Rapid onset dysphoria, if it is really a dysphoria comparable to “classic”, it is an indication of a larger problem. Many young people push to be accepted as trans even if they don’t feel anything comparable to dysphoria. They confuse their own identity traits, idiosyncrasies and eccentricities with dysphoria. This is the case for most of those who identify as “non-binary”. Without the criterion of dysphoria, the “T” of LGBT becomes an empty label, practically a fashion accessory for young people to feel more special.

Encouraging confusion in the name of inclusion

Rapid-onset dysphoria, as a socially contagious condition, is receiving some encouragement from so-called inclusive children’s literature. Typically, in children’s books that supposedly only seek to defend respect for the different, there is a use of the words “boy” and “girl” only in the sense of “gender”, as something that is malleable to people’s culture and choices, almost never in the sense of sex. It is a thinly veiled attack on biology, and an invitation to more young people to “self-identify” with another “genre.”

A book called “Introducing Teddy”, adopted as teaching material for preschool in the city of Seattle, USA, it has as its protagonist a teddy bear who wants to be a teddy bear. The pedagogue who video guides teachers to use the book in the classroom defines gender as “A person’s feeling about being a boy, a girl, neither, both, or something else”.

As biology does not admit that it is possible for an organism to be anything other than a boy or a girl because of anisogamy (reproduction mode with two different gametes, egg and sperm ) in our species, or neither, the notion of “boy” and “girl” is being effectively shifted away from sex, and preschool children are being encouraged to ignore their own bodies in gauging what they are. This is a recipe for mistaken identity and social contagion of later “rapid-onset dysphoria.”

Even in the case of hermaphroditism, which is rare, complete ambiguity of the genitalia is even rarer and most people with this condition prefer to present themselves as male or female. At the very least, the gender debate is at the frontiers of academia and the complex problem of reconciling the humanities with harder sciences like biology. What is the one-sided concept of this debate doing in kindergarten classes?
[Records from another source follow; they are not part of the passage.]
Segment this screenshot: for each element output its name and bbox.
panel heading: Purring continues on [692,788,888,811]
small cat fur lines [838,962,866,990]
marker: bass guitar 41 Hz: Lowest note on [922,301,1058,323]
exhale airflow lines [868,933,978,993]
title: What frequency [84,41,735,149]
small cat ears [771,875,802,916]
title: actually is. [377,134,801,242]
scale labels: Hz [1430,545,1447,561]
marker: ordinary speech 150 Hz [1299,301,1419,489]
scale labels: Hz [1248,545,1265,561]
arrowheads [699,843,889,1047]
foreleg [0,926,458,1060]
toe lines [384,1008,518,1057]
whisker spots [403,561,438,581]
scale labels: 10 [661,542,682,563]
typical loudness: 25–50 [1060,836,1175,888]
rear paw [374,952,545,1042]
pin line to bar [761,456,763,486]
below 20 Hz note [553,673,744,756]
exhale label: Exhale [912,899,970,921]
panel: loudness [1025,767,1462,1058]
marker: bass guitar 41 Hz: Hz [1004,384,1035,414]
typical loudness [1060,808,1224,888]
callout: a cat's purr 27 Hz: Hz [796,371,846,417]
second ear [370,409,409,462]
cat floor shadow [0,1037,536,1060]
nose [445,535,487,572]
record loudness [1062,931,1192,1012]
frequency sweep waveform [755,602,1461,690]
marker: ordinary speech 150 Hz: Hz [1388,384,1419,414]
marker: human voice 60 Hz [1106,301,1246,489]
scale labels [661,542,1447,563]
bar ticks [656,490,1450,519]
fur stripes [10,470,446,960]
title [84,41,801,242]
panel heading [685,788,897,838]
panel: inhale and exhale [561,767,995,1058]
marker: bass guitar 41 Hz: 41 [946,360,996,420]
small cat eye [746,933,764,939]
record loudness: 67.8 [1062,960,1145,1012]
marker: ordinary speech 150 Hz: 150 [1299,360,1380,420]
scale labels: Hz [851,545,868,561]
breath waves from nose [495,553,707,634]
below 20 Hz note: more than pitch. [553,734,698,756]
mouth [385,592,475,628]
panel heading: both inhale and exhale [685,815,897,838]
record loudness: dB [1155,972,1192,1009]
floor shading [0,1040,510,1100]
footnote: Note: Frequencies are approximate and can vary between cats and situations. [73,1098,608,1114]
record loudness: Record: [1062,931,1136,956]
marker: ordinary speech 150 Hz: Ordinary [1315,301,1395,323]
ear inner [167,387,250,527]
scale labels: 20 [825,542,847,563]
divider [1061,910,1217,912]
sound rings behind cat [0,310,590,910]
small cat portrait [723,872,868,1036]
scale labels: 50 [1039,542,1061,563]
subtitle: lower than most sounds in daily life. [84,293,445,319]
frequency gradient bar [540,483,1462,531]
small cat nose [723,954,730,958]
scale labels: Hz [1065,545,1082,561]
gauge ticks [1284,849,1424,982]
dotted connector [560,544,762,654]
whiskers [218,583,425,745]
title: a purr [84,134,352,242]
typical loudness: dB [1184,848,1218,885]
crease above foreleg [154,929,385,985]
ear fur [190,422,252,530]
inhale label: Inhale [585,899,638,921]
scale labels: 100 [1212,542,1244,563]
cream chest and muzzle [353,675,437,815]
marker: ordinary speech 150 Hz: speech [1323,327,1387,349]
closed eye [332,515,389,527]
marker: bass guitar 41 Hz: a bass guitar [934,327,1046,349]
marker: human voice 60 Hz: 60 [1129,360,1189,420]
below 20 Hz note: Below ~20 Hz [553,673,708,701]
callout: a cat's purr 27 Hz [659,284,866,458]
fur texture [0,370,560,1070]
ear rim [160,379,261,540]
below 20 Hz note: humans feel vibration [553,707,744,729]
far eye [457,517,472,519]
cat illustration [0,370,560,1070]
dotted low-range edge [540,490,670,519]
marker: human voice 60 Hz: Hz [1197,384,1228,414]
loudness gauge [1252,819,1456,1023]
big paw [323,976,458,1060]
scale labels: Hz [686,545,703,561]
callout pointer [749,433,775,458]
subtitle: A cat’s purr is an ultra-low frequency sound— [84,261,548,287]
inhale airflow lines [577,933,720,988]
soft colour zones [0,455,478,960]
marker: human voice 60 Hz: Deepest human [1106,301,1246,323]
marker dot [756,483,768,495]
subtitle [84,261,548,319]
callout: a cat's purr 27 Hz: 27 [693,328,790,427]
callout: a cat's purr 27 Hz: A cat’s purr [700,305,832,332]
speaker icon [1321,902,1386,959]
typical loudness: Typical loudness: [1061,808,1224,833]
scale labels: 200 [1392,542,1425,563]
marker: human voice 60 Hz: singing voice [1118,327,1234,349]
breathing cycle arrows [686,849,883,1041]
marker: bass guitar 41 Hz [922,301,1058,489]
Matt Walsh, the Daily Wire’s conservative presenter, provoked trans activists by publishing a children’s book titled “Johnny The Walrus” (something like “Johnny the Walrus”). In the book, the protagonist uses wooden spoons to simulate the tusks of a walrus. Mom says Johnny can play walrus, but it’s not really one, never mind if other people suggest he really is one. Walsh could be called ignorant to treat as a joke or fad a condition that has been known to mankind for centuries, in which transition is one of the possible medical treatments for some cases. But Walsh’s parody is becoming indistinguishable from serious children’s materials.

In the children’s book “From the stars in the sky to the fish in the sea” , in free translation), by Kai Cheng Thom, “a baby was born when the Moon and the Sun were in the sky at the same time, so the baby couldn’t decide what it would be. Boy or girl? Bird or fish? Tree or star?” When the character grows up and goes to school, he finds it strange that “the other students were just boys or girls: they had no feathers, scales, leaves, fur, fins”. The children’s book was recommended by the Human Rights Campaign, the largest LGBT lobby group in the United States.

There are many indications that in American society, and perhaps in the West in general, a overcorrection of past prejudices against sexual minorities, to the point that many people want to be part of these minorities when it is not natural and spontaneous for them. Ideological radicalisms associated with LGBTs are even making these minorities more unpopular with the general population.